Wir wohnen hier am Stadtrand von Lusaka in einem neueren Quartier. Wlan, fliessend warmes Wasser, eine Klimaanlage und eine westliche Toilette sind selbstverständlich. Die Putzfrau räumt täglich auf, das Haus wird 24 Stunden bewacht, es ist umgeben von einer hohen Mauer und der kleine Garten strahlt in kräftigem Grün. Um uns herum ist es ruhig. Hier lässt es sich Leben. Meist fällt abends um ca. 18 Uhr der Strom aus. Dank einem Generatoren müssen wir dann jeweils nur einen Schalter umlegen und wir haben wieder Saft. Das TV-Bild ist schwarzweiss, die Lampe im Wohnzimmer hat Wackelkontakt – unsere Unannehmlichkeiten sind sehr bescheidener Natur.

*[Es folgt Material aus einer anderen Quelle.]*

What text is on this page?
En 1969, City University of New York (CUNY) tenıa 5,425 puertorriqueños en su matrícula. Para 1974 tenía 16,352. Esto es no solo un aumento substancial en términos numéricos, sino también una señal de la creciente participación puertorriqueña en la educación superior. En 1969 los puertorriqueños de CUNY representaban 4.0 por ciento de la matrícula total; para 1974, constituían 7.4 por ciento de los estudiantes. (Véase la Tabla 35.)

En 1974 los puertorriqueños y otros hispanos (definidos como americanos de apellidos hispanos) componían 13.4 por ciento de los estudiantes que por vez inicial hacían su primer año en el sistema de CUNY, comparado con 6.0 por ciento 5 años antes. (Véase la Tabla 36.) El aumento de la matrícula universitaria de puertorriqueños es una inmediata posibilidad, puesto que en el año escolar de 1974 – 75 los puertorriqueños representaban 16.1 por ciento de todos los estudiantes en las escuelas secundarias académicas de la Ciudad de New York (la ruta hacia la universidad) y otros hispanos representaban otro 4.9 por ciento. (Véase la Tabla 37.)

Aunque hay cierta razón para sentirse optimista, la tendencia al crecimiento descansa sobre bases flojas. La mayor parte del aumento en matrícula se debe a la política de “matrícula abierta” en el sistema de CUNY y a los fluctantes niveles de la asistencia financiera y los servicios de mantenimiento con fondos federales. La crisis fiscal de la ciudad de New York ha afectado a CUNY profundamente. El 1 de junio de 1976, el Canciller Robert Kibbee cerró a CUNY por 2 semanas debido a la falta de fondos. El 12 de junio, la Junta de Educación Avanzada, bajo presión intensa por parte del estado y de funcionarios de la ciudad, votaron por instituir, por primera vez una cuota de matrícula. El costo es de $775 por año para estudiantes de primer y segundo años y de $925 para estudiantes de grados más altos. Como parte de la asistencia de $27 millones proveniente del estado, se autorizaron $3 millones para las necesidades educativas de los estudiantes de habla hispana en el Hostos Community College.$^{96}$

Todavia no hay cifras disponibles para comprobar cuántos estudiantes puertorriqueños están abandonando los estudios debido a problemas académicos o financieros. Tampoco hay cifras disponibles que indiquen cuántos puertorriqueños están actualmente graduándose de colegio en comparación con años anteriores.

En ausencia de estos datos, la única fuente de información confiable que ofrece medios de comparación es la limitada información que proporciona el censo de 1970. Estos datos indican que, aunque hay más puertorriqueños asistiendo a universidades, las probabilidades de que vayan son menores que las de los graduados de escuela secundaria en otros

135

Zweimal die Woche gehen wir joggen. Dabei rennen wir die Teerstrasse entlang und biegen nach 500 Metern links ab auf eine Schotterpiste. Nach fünf Minuten erreichen wir den Compound, wie die Townships (Armenviertel) hier genannt werden. Normalerweise joggen wir innert 40 Minuten um diese Gegend. Es ist in unserem Haus kaum vorstellbar, wie die Leute wenige Meter Luftlinie von uns entfernt in einer Art Parallelwelt leben.
Musungu (Weisser) oder Masungu (Weisse) rufen uns die Kinder von weitem zu. Alle winken, selbst ältere Männer rennen spasseshalber wenige Meter mit uns mit. Wir erhalten so viele «Daumen hoch», dass wir «like-mässig» fast mit Roger Federers Facebook-Posts mithalten können. Die Stimmung ist nie beängstigend, sondern extrem herzlich. Einmal stoppen wir bei einem jungen Mann, der in Turnhose vor seinem Häuschen steht und kommen mit ihm ins Gespräch. Nach wenigen Minuten fragen wir, ob er Lust hätte, uns sein Viertel zu zeigen. Natürlich hat er das. Will sich aber eine lange Hose anziehen, damit er einigermassen eine Falle macht.
So führt uns Blessing durch den Wald von kleinen Hüttchen. Das Leben findet überall draussen statt. Überall ist es laut. Privatsphäre? Fehlanzeige. Immer wieder kommen wir an Brunnen, an welchen die Bewohner Wasser für den täglichen Gebrauch holen. Ein langer Graben zeugt davon, dass hier bald Wasserleitungen gelegt werden sollen. Blessing führt uns tief in den Compound hinein zum Markt, an der Schule vorbei und erzählt viel.
Streunende Hunde kreuzen unseren Weg, Hühner gackern herum, Kinder spielen in zerfetzten Kleidern mit alten Autoreifen. Es zerreisst uns fast das Herz, was wir hören und sehen. Wenige Tage zuvor erging es uns schon ähnlich, als uns Katula (ihr erinnert euch, der Highschool-Schüler der ersten Busfahrt) besucht. Er wohnt in einer etwas besseren Gegend, aber er staunt Bauklötze, als er die «fantastische Aussicht» von unserem Balkon im zweiten Stock sieht, kann nicht glauben, wie ruhig es bei uns ist, erzählt, dass er zu seiner Tante ziehen musste, weil er dort Strom habe und die Schule erreichen kann. Zuhause musste er jeweils im fensterlosen Raum im Kerzenschein lernen und der Weg zur Schule war viel zu weit, als dass er diese täglich hätte besuchen können.
Man kennt die Bilder ja aus dem TV oder von früheren Reisen, aber wenn man sich dann mittendrin befindet, ist dies nochmals ein ganz anderes Erlebnis. Trotz der schreienden Armut begegnen uns die Leute mit Freude, einige Kinder verfolgen uns fast den ganzen Weg.
Etwas unangenehm wird es nur einmal, als ein Besoffener sich mit uns unterhalten will. Blessing schüttelt ihn aber gekonnt ab. Wir testen das lokale Essen am Stand von Blessings Ehefrau und dann ist unsere Reise durch diese völlig andere Welt auch schon wieder zu Ende. Wir joggen zurück zu unserem Haus. Der Wasserstrahl der erfrischenden Dusche variiert stark, unsere Vorbereitungen für den nächsten Tag an der Universität werden von einem Stromausfall für eine Minute unterbrochen, teilweise lädt das Internet so langsam, dass wir keine Bilder hochladen können und das zwischenzeitliche Flackern der Wohnzimmerlampe nervt. First World Problems. Völlig lächerlich.